Pancreatitis is difficult to diagnose, especially in cats. Clinical signs, leulocytosis, 2-fold increase in amylase or lipase levels in cats and 3-fold increase in dogs, loss of detail in radiography and changes in the structure of the duodenal-pylorus region, non-homogeneous enlargements in ultrasound and hypoechoic appearance of the pancreas are important in diagnosis.


Clinical Symptoms
  • Vomiting, anorexia, depression, fever and diarrhea, foul-smelling, oily bloody stools, sometimes ascites, shock in severe cases in dogs
  • Lethargy (lethargy, drowsiness) and anorexia, vomiting are less common in cats than in dogs, bile and liver involvement are more common
  • Fever, dehydration and cranial abdominal pain are more prominent in dogs.
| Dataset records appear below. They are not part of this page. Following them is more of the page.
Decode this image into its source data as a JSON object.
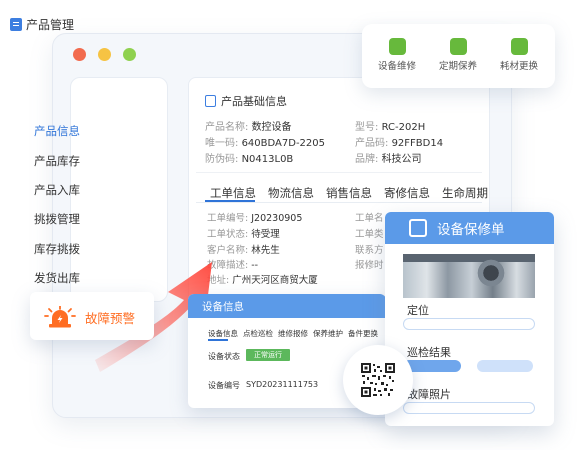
{
  "colors": {
    "accent_blue": "#2f74d8",
    "header_blue": "#5b9ae8",
    "alert_orange": "#ff6d22",
    "success_green": "#5cb85c",
    "toolbar_green": "#67b93c"
  },
  "window_controls": [
    "close",
    "minimize",
    "maximize"
  ],
  "quick_actions": [
    {
      "label": "设备维修",
      "icon": "repair-icon"
    },
    {
      "label": "定期保养",
      "icon": "maintenance-icon"
    },
    {
      "label": "耗材更换",
      "icon": "consumable-icon"
    }
  ],
  "sidebar": {
    "title": "产品管理",
    "items": [
      {
        "label": "产品信息",
        "active": true
      },
      {
        "label": "产品库存",
        "active": false
      },
      {
        "label": "产品入库",
        "active": false
      },
      {
        "label": "挑拨管理",
        "active": false
      },
      {
        "label": "库存挑拨",
        "active": false
      },
      {
        "label": "发货出库",
        "active": false
      }
    ]
  },
  "basic_info": {
    "title": "产品基础信息",
    "rows": [
      {
        "label": "产品名称:",
        "value": "数控设备"
      },
      {
        "label": "型号:",
        "value": "RC-202H"
      },
      {
        "label": "唯一码:",
        "value": "640BDA7D-2205"
      },
      {
        "label": "产品码:",
        "value": "92FFBD14"
      },
      {
        "label": "防伪码:",
        "value": "N0413L0B"
      },
      {
        "label": "品牌:",
        "value": "科技公司"
      }
    ]
  },
  "detail_tabs": [
    "工单信息",
    "物流信息",
    "销售信息",
    "寄修信息",
    "生命周期"
  ],
  "work_order": {
    "left": [
      {
        "label": "工单编号:",
        "value": "J20230905"
      },
      {
        "label": "工单状态:",
        "value": "待受理"
      },
      {
        "label": "客户名称:",
        "value": "林先生"
      },
      {
        "label": "故障描述:",
        "value": "--"
      }
    ],
    "right_labels": [
      "工单名",
      "工单类",
      "联系方",
      "报修时"
    ],
    "address_label": "地址:",
    "address_value": "广州天河区商贸大厦"
  },
  "device_card": {
    "title": "设备信息",
    "tabs": [
      "设备信息",
      "点检巡检",
      "维修报修",
      "保养维护",
      "备件更换"
    ],
    "status_label": "设备状态",
    "status_value": "正常运行",
    "number_label": "设备编号",
    "number_value": "SYD20231111753"
  },
  "repair_order": {
    "title": "设备保修单",
    "fields": [
      "定位",
      "巡检结果",
      "故障照片"
    ]
  },
  "alert": {
    "label": "故障预警"
  }
}
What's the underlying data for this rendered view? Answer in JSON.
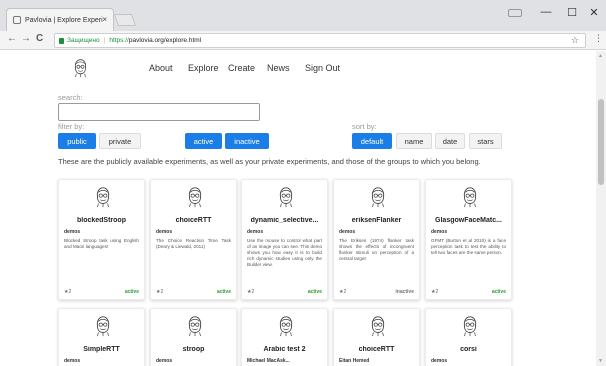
{
  "browser": {
    "tab_title": "Pavlovia | Explore Experi",
    "tab_close": "×",
    "window_controls": {
      "minimize": "—",
      "maximize": "☐",
      "close": "✕"
    },
    "back": "←",
    "forward": "→",
    "reload": "C",
    "secure_label": "Защищено",
    "url_proto": "https://",
    "url_rest": "pavlovia.org/explore.html",
    "star": "☆",
    "menu": "⋮"
  },
  "nav": {
    "about": "About",
    "explore": "Explore",
    "create": "Create",
    "news": "News",
    "signout": "Sign Out"
  },
  "search": {
    "label": "search:",
    "value": ""
  },
  "filter": {
    "label": "filter by:",
    "public": "public",
    "private": "private",
    "active": "active",
    "inactive": "inactive"
  },
  "sort": {
    "label": "sort by:",
    "default": "default",
    "name": "name",
    "date": "date",
    "stars": "stars"
  },
  "intro": "These are the publicly available experiments, as well as your private experiments, and those of the groups to which you belong.",
  "colors": {
    "accent": "#1a7ee6",
    "active": "#2e9c2e",
    "inactive": "#777777"
  },
  "cards": [
    {
      "title": "blockedStroop",
      "owner": "demos",
      "desc": "Blocked Stroop task using English and Maori languages!",
      "stars": "★2",
      "status": "active"
    },
    {
      "title": "choiceRTT",
      "owner": "demos",
      "desc": "The Choice Reaction Time Task (Deary & Liewald, 2011)",
      "stars": "★2",
      "status": "active"
    },
    {
      "title": "dynamic_selective...",
      "owner": "demos",
      "desc": "Use the mouse to control what part of an image you can see. This demo shows you how easy it is to build rich dynamic studies using only the Builder view.",
      "stars": "★2",
      "status": "active"
    },
    {
      "title": "eriksenFlanker",
      "owner": "demos",
      "desc": "The Eriksen (1974) flanker task shows the effects of incongruent flanker stimuli on perception of a central target",
      "stars": "★2",
      "status": "inactive"
    },
    {
      "title": "GlasgowFaceMatc...",
      "owner": "demos",
      "desc": "GFMT (Burton et al 2010) is a face perception task to test the ability to tell two faces are the same person.",
      "stars": "★2",
      "status": "active"
    },
    {
      "title": "SimpleRTT",
      "owner": "demos"
    },
    {
      "title": "stroop",
      "owner": "demos"
    },
    {
      "title": "Arabic test 2",
      "owner": "Michael MacAsk..."
    },
    {
      "title": "choiceRTT",
      "owner": "Eitan Hemed"
    },
    {
      "title": "corsi",
      "owner": "demos"
    }
  ]
}
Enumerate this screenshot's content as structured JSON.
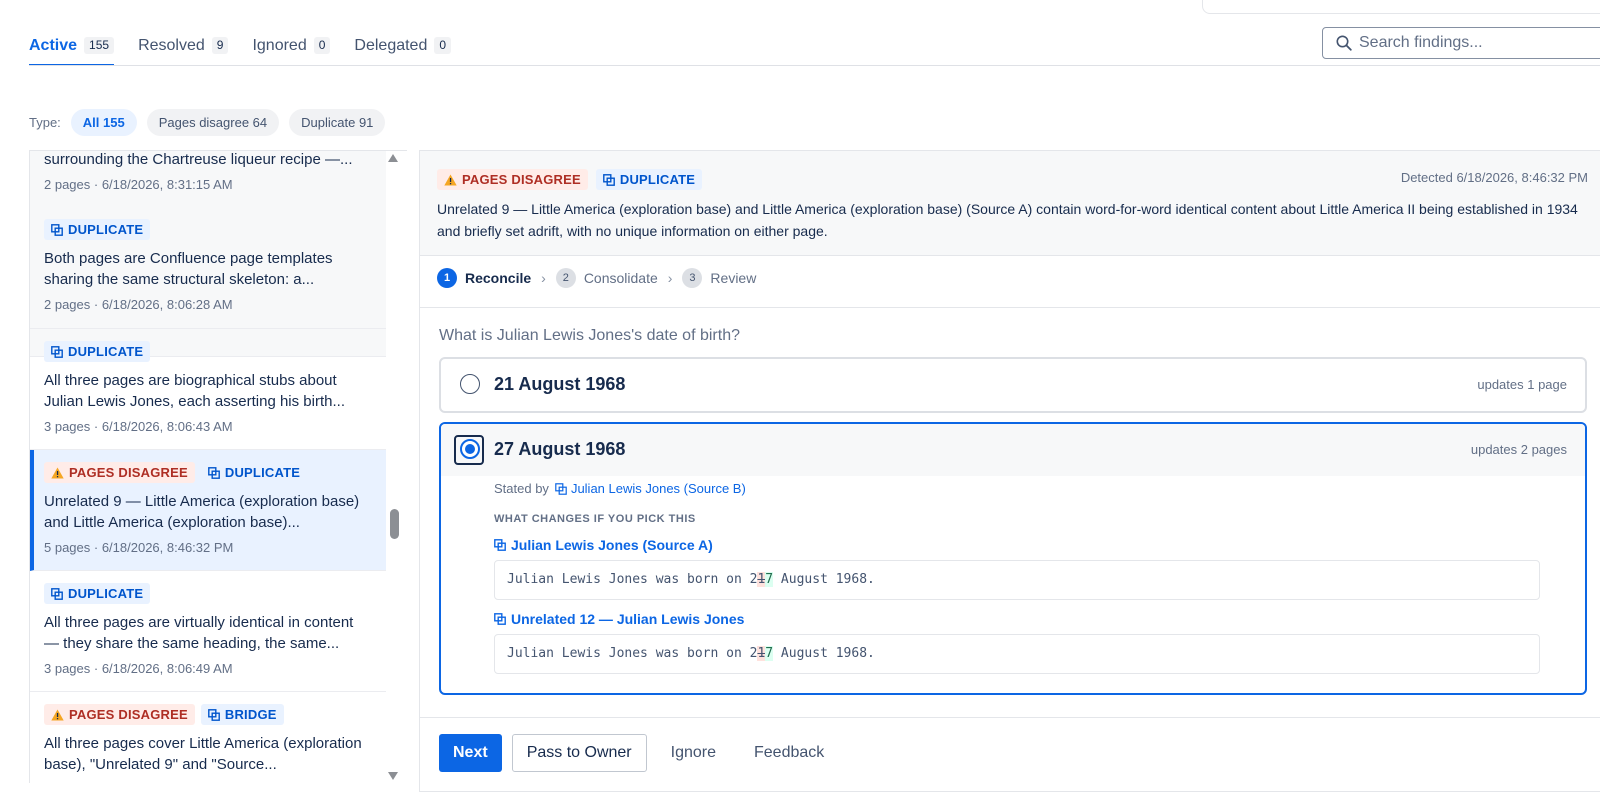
{
  "tabs": [
    {
      "label": "Active",
      "count": "155"
    },
    {
      "label": "Resolved",
      "count": "9"
    },
    {
      "label": "Ignored",
      "count": "0"
    },
    {
      "label": "Delegated",
      "count": "0"
    }
  ],
  "search": {
    "placeholder": "Search findings...",
    "icon": "search-icon"
  },
  "filter": {
    "label": "Type:",
    "chips": [
      "All 155",
      "Pages disagree 64",
      "Duplicate 91"
    ]
  },
  "badges": {
    "duplicate": "DUPLICATE",
    "pages_disagree": "PAGES DISAGREE",
    "bridge": "BRIDGE"
  },
  "list": {
    "items": [
      {
        "text": "surrounding the Chartreuse liqueur recipe —...",
        "meta": "2 pages · 6/18/2026, 8:31:15 AM"
      },
      {
        "text": "Both pages are Confluence page templates sharing the same structural skeleton: a...",
        "meta": "2 pages · 6/18/2026, 8:06:28 AM"
      },
      {
        "text": "All three pages are biographical stubs about Julian Lewis Jones, each asserting his birth...",
        "meta": "3 pages · 6/18/2026, 8:06:43 AM"
      },
      {
        "text": "Unrelated 9 — Little America (exploration base) and Little America (exploration base)...",
        "meta": "5 pages · 6/18/2026, 8:46:32 PM"
      },
      {
        "text": "All three pages are virtually identical in content — they share the same heading, the same...",
        "meta": "3 pages · 6/18/2026, 8:06:49 AM"
      },
      {
        "text": "All three pages cover Little America (exploration base), \"Unrelated 9\" and \"Source...",
        "meta": ""
      }
    ]
  },
  "detail": {
    "detected": "Detected 6/18/2026, 8:46:32 PM",
    "summary": "Unrelated 9 — Little America (exploration base) and Little America (exploration base) (Source A) contain word-for-word identical content about Little America II being established in 1934 and briefly set adrift, with no unique information on either page.",
    "steps": [
      {
        "num": "1",
        "label": "Reconcile"
      },
      {
        "num": "2",
        "label": "Consolidate"
      },
      {
        "num": "3",
        "label": "Review"
      }
    ],
    "question": "What is Julian Lewis Jones's date of birth?",
    "options": [
      {
        "label": "21 August 1968",
        "updates": "updates 1 page",
        "selected": false
      },
      {
        "label": "27 August 1968",
        "updates": "updates 2 pages",
        "selected": true
      }
    ],
    "stated_by_label": "Stated by",
    "stated_by_source": "Julian Lewis Jones (Source B)",
    "what_changes_heading": "WHAT CHANGES IF YOU PICK THIS",
    "changes": [
      {
        "title": "Julian Lewis Jones (Source A)",
        "before": "Julian Lewis Jones was born on 2",
        "removed": "1",
        "added": "7",
        "after": " August 1968."
      },
      {
        "title": "Unrelated 12 — Julian Lewis Jones",
        "before": "Julian Lewis Jones was born on 2",
        "removed": "1",
        "added": "7",
        "after": " August 1968."
      }
    ]
  },
  "actions": {
    "next": "Next",
    "pass": "Pass to Owner",
    "ignore": "Ignore",
    "feedback": "Feedback"
  },
  "colors": {
    "accent": "#0c66e4",
    "danger": "#ae2e24",
    "warning": "#f5a623"
  }
}
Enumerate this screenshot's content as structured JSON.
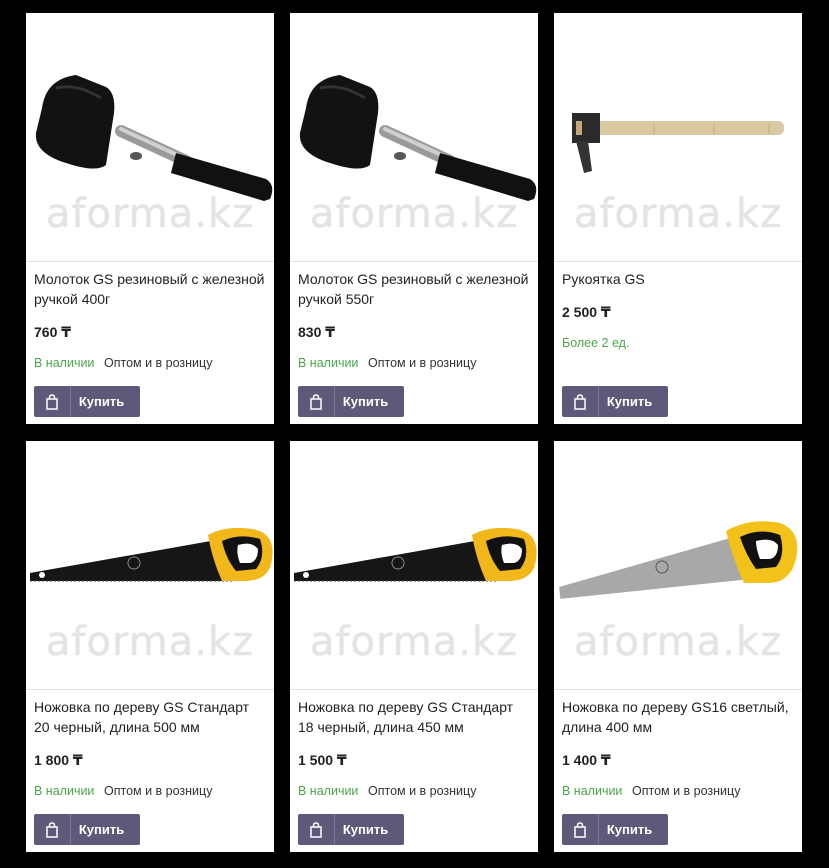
{
  "products": [
    {
      "title": "Молоток GS резиновый с железной ручкой 400г",
      "price": "760 ₸",
      "stock": "В наличии",
      "wholesale": "Оптом и в розницу",
      "buy_label": "Купить",
      "watermark": "aforma.kz",
      "icon": "rubber-mallet-image"
    },
    {
      "title": "Молоток GS резиновый с железной ручкой 550г",
      "price": "830 ₸",
      "stock": "В наличии",
      "wholesale": "Оптом и в розницу",
      "buy_label": "Купить",
      "watermark": "aforma.kz",
      "icon": "rubber-mallet-image"
    },
    {
      "title": "Рукоятка GS",
      "price": "2 500 ₸",
      "stock": "Более 2 ед.",
      "wholesale": "",
      "buy_label": "Купить",
      "watermark": "aforma.kz",
      "icon": "wooden-handle-image"
    },
    {
      "title": "Ножовка по дереву GS Стандарт 20 черный, длина 500 мм",
      "price": "1 800 ₸",
      "stock": "В наличии",
      "wholesale": "Оптом и в розницу",
      "buy_label": "Купить",
      "watermark": "aforma.kz",
      "icon": "black-handsaw-image"
    },
    {
      "title": "Ножовка по дереву GS Стандарт 18 черный, длина 450 мм",
      "price": "1 500 ₸",
      "stock": "В наличии",
      "wholesale": "Оптом и в розницу",
      "buy_label": "Купить",
      "watermark": "aforma.kz",
      "icon": "black-handsaw-image"
    },
    {
      "title": "Ножовка по дереву GS16 светлый, длина 400 мм",
      "price": "1 400 ₸",
      "stock": "В наличии",
      "wholesale": "Оптом и в розницу",
      "buy_label": "Купить",
      "watermark": "aforma.kz",
      "icon": "silver-handsaw-image"
    }
  ],
  "colors": {
    "background": "#000000",
    "button": "#5f5878",
    "in_stock": "#4ca64c"
  }
}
  • In complicated cases, icterus, petechiae, cardiac arrhythmias and respiratory distress
  • Laboratory findings
  • Serum amylase and lipase elevations are basic, Lipase is more diagnostic, in addition azotemia, hyperbilirubinemia, hypoalbuminemia, hypo- or hyperglycemia, liver enzyme elevations can be detected.
  • Neutrophilia, increase in immature neutrophils, hemoconcentration,
  • Serum TLI increase
  • If abdominocentesis is performed, sterile (chemical) peritonitis can be detected.
Treatment
In mild cases
  • Food intake is stopped in the first 48-72 hours,
  • Administer IV fluids to ensure dehydration and electrolyte balance. If vomiting does not occur within 24-48 hours, water is given orally in small amounts. In the following days, small amounts of food (high KH, low fat, low protein) will increase pancreatic secretion, so high protein and fat should be avoided.
  • To prevent recurrences, low fat, moderate protein and high KH foods are fed for a long time.
  • In severe pancreatitis
  • Oral water and food are stopped for 5 days, fluids are administered intravenously.
  • If clinical signs regress and the animal does not vomit for 24-48 hours, oral water and food are given in small amounts. If oral feeding cannot be done after 5 days, total parenteral feeding or enteral feeding should be done.
  • If hypoproteinemia is severe, plasma or dextran administration is required. Plasma administration is beneficial not only because of the oncotic pressure it provides but also because of the enzyme inhibitors it contains (inhibition of enzymes in the circulation).
  • If abdominal pain is severe, analgesics containing meperidine or butarphanol may be helpful, although their effects on the pancreas are not high.
  • If there is persistent glucosuria and hyperglycemia, regular (crystalline) insulin provides short-term blood sugar control.
  • Antiemetics should be avoided whenever possible.
Painkillers for pain management
Directly affects the general state and situation
It is indicated in cases such as loss of appetite and fatigue.
Antibiotics against the risk of infection
As a protective and preventive measure
Antibiotic treatment is effective in preventing secondary complications.
Nutritional management (low-fat diet and special nutrition plans)
Control and Monitoring
It is important to monitor your pet's weight and nutrition.